Google+
Loading...
DUNIA
Penulis: Saut Martua Amperamen 17:40 WIB | Senin, 19 Juni 2017

Ex Menhan Australia Ungkap Skenario Kudeta Militer di RI

Mantan Menhan Australia, Dennis Richardson (Foto: afr.com)

CANBERRA, SATUHARAPAN.COM - Mantan Menteri Pertahanan Australia, Dennis Richardson, mengungkapkan kemungkinan skenario kudeta oleh militer di Indonesia apabila kelompok ekstrem Islam menguasai sistem politik Indonesia.

Berbicara dalam sebuah forum di Australia, dilansir dari Australia Financial Review, Richardson mengatakan kemungkinan percobaan kudeta oleh militer Indonesia tidak boleh diabaikan.

Walaupun ia menekankan bahwa kudeta militer tampaknya tidak akan terjadi, ia mengingatkan hal itu masih tetap merupakan salah satu faktor X dalam geopolitik yang harus tertanam dalam pemikiran para pembuat kebijakan.

Mengutip contoh pemilihan gubernur DKI Jakarta baru-baru ini, dimana Basuki Tjahaja Purnama sebagai petahana dikalahkan setelah para pemimpin Muslim menuduhnya melakukan penistaan, Richardson menggambarkan sebuah skenario saingan utama Presiden Joko Widodo, mendekati kalangan ekstremis Islam untuk mendukungnya di Pilpres 2019.

Hal itu, kata dia, dapat mendorong unsur-unsur militer Indonesia untuk memenuhi misi bersejarah mereka dalam melindungi sekularisme negara tersebut.

"Jika Anda melihat hal itu dan hal-hal tertentu terjadi, Anda tidak akan mengesampingkan kudeta militer di Indonesia dalam lima sampai 10 tahun mendatang," kata Richardson di depan Crawford Australian Leadership Forum.

"Jangan pernah berasumsi bahwa demokrasi bersifat permanen," kata dia.

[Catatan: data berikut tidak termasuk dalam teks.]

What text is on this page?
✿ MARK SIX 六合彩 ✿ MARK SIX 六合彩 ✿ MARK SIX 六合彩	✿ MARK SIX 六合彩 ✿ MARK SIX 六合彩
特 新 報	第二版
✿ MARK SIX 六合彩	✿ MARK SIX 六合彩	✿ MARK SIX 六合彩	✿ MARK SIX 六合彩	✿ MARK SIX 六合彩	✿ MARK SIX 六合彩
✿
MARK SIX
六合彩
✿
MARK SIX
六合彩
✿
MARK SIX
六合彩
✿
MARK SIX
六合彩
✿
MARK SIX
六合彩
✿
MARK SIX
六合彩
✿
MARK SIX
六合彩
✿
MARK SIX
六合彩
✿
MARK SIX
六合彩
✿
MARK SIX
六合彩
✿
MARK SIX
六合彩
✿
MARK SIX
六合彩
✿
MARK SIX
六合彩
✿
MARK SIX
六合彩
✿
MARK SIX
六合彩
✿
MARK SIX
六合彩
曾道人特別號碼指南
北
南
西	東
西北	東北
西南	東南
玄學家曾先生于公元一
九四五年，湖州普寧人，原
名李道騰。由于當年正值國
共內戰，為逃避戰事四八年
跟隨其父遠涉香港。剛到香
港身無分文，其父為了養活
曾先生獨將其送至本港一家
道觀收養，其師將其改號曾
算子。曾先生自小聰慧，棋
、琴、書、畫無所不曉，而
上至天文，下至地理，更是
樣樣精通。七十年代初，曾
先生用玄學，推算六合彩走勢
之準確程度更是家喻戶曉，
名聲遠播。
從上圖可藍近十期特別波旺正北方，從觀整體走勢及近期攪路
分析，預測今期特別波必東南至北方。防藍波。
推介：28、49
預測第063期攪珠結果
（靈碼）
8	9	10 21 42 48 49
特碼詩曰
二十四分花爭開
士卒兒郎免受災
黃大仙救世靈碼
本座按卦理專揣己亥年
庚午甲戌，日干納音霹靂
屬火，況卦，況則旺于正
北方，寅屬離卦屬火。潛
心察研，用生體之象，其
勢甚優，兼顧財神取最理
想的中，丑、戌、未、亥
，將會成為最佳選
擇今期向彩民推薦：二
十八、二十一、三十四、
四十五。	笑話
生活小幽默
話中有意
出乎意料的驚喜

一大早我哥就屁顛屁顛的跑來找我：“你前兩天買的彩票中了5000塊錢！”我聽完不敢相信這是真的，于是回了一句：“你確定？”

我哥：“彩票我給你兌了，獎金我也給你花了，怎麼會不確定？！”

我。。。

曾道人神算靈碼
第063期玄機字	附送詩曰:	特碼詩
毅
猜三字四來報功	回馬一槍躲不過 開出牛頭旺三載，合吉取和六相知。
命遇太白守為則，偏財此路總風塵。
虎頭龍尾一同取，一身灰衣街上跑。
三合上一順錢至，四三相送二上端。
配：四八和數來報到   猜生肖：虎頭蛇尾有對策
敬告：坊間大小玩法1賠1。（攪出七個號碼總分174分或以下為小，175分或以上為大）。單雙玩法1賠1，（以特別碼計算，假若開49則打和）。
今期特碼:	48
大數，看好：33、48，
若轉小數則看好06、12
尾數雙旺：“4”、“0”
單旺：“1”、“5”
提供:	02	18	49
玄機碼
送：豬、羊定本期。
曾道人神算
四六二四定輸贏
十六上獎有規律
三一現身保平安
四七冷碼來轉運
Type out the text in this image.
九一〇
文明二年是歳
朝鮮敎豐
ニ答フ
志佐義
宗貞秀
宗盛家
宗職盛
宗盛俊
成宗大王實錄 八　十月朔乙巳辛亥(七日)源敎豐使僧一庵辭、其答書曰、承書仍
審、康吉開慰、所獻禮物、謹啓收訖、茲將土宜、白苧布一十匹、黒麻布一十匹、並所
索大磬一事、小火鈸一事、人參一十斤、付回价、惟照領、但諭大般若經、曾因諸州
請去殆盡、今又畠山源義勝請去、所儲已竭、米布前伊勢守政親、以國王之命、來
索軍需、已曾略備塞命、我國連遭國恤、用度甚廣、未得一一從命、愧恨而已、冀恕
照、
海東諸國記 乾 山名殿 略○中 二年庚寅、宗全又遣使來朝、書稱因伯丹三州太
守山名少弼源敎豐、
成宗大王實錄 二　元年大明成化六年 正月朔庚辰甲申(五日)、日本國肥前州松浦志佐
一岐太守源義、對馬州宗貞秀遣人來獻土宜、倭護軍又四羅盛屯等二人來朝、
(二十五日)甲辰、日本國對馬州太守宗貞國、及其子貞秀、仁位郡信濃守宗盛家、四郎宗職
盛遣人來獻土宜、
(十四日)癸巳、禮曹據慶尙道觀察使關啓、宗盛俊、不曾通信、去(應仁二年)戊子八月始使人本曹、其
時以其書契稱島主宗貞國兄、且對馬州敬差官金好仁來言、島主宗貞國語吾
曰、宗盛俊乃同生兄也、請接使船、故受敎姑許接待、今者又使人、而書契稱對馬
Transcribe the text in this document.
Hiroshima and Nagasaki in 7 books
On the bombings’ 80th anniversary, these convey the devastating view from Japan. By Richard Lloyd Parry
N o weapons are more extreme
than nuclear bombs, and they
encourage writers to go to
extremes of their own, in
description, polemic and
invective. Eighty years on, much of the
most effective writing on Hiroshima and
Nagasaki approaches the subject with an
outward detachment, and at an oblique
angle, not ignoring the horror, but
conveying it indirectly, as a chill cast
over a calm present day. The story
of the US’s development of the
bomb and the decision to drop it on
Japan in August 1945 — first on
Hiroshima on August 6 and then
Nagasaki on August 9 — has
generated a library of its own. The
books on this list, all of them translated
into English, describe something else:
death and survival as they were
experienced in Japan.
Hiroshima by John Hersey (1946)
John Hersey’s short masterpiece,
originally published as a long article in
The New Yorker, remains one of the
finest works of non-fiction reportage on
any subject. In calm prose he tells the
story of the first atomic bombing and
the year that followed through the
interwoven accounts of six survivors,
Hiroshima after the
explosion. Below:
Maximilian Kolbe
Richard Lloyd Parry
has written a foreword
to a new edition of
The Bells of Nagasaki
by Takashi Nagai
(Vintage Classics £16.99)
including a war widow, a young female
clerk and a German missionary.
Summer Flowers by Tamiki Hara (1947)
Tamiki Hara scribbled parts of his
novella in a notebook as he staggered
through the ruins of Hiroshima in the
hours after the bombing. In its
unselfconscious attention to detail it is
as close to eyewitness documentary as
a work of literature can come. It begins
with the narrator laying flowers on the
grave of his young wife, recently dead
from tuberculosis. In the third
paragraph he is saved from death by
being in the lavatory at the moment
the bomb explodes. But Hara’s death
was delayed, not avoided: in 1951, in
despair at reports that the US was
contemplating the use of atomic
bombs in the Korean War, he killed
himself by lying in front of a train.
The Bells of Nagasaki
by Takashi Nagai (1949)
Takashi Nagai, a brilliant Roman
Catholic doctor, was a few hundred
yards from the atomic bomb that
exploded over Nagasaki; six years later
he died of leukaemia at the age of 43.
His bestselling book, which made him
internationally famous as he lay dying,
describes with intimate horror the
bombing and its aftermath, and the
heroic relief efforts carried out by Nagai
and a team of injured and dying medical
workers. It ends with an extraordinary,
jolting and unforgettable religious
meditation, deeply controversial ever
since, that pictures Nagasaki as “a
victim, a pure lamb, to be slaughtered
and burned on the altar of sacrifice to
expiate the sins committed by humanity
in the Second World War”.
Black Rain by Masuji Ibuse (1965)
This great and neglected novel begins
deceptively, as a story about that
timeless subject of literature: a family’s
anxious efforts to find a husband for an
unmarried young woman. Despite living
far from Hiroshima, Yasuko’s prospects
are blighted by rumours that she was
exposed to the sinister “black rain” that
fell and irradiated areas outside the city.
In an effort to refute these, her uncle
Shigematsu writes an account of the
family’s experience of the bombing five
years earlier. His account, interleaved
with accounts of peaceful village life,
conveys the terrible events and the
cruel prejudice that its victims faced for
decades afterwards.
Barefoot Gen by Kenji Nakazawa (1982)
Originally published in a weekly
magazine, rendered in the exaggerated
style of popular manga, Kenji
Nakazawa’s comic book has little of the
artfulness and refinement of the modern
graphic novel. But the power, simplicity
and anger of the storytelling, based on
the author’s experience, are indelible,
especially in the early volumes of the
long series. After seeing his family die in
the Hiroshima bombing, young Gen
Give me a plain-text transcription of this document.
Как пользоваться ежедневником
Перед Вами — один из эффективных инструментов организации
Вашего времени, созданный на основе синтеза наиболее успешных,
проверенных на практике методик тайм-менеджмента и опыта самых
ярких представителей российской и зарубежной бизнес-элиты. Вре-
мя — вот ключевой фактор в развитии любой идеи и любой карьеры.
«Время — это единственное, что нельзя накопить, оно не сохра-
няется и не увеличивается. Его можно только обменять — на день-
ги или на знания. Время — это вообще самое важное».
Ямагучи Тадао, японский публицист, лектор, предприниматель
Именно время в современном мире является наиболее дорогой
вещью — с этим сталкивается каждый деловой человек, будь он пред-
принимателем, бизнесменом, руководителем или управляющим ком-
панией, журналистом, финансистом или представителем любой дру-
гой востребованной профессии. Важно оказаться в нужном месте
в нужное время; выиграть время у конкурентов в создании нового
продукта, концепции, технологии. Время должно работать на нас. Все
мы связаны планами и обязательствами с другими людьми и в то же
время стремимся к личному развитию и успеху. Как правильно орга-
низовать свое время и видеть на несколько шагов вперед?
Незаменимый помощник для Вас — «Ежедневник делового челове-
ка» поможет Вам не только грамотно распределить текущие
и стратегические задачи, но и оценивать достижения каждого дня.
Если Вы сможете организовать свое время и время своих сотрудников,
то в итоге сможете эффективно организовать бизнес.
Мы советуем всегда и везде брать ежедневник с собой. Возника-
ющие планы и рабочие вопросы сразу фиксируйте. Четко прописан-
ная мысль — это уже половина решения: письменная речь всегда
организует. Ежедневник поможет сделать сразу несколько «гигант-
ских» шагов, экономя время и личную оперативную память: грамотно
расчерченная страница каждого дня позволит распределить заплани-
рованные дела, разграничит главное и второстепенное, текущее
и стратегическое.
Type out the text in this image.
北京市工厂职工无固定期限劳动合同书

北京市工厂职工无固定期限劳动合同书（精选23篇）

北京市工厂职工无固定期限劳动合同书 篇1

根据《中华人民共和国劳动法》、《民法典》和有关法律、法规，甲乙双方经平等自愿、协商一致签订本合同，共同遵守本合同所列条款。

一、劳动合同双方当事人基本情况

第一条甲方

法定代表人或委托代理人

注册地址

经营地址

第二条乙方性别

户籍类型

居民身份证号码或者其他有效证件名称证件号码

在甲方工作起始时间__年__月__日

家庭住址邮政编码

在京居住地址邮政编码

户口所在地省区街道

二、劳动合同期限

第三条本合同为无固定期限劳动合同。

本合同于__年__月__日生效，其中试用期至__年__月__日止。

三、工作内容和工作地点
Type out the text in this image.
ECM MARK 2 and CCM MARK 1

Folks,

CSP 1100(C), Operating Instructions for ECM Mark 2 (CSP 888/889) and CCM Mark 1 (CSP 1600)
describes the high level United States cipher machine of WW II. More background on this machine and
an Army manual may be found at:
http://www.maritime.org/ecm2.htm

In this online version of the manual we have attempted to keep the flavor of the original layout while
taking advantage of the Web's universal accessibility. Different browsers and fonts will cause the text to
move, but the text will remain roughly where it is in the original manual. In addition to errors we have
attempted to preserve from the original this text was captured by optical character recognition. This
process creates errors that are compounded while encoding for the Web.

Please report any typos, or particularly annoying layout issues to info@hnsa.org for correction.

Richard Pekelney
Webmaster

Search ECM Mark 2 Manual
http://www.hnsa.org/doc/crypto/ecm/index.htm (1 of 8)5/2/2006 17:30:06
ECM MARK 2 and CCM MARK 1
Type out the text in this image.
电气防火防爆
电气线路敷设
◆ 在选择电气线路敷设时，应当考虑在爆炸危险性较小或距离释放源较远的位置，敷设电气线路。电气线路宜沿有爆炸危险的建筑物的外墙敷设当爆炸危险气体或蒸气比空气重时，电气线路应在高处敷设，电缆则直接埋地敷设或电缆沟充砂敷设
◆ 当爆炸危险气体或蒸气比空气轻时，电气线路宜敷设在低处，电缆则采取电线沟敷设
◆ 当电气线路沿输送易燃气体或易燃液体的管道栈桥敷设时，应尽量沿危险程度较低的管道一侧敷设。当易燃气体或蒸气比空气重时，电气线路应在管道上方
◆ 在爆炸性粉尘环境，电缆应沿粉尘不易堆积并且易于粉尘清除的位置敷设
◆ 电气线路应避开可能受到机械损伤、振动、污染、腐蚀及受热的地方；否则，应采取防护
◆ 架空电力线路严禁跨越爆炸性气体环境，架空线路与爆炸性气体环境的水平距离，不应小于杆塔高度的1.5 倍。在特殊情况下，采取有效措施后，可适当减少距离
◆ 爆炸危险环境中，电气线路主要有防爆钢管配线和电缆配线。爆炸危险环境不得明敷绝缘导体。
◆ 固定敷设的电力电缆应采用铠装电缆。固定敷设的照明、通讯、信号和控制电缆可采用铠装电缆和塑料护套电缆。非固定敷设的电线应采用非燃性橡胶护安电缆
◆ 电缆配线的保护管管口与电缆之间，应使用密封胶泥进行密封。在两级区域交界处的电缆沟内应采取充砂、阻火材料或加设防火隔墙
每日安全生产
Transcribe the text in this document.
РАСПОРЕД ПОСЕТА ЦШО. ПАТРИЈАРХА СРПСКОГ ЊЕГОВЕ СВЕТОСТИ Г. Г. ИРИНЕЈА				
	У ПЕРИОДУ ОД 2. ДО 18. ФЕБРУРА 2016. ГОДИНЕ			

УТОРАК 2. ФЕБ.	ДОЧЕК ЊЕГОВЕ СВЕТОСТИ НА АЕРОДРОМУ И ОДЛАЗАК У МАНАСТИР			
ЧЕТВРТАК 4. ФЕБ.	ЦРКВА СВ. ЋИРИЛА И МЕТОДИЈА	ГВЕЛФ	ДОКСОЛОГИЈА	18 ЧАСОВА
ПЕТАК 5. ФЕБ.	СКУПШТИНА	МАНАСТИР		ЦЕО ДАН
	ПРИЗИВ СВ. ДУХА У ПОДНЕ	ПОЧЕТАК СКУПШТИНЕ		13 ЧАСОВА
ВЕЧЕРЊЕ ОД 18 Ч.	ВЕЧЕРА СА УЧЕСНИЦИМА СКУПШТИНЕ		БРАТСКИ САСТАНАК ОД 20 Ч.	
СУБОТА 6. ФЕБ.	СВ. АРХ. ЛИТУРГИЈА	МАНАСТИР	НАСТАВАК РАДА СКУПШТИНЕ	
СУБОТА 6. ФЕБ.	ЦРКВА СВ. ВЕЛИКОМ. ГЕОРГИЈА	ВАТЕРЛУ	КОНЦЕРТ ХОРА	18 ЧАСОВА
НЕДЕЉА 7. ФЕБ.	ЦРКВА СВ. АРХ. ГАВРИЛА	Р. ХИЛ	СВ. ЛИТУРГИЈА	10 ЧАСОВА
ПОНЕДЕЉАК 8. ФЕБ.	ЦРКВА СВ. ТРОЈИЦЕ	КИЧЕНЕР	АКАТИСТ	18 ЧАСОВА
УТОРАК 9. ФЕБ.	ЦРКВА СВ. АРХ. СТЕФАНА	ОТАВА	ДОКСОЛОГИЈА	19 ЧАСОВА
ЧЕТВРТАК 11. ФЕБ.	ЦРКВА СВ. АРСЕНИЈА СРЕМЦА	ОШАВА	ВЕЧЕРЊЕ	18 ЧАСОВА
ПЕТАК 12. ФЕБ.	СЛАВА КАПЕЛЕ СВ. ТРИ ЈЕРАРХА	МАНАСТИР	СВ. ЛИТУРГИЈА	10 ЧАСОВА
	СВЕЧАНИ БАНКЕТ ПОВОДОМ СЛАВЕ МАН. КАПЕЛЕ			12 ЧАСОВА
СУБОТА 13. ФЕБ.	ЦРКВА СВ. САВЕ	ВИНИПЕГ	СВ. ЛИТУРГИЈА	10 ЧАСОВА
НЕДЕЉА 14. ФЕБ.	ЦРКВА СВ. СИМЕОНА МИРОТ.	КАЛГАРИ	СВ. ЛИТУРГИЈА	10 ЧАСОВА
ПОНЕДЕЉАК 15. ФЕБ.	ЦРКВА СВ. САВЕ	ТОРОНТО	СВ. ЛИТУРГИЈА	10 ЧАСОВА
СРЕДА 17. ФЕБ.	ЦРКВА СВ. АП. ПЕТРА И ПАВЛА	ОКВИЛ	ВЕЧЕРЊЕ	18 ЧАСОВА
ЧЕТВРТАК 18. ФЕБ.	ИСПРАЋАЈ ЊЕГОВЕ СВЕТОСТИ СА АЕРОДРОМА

"Saya tidak melukiskannya sebagai skenario yang mungkin, saya pikir banyak hal harus terjadi sebelum Anda mencapai titik itu, tapi Anda harus memiliki pikiran terbuka," kata dia.

Richardson mengatakan kemungkinan serangan nuklir oleh teroris merupakan faktor X lainnya.

"Apa yang akan terjadi jika muncul materi dari Korea Utara ke sebuah kelompok teroris? Apakah itu mengarah pada serangkaian situasi yang tidak diinginkan siapapun, lalu AS melakukan sesuatu terkait  dengan Korea Utara dan Tiongkok,  dan AS kemudian akan ditarik ke dalam konflik, " kata dia.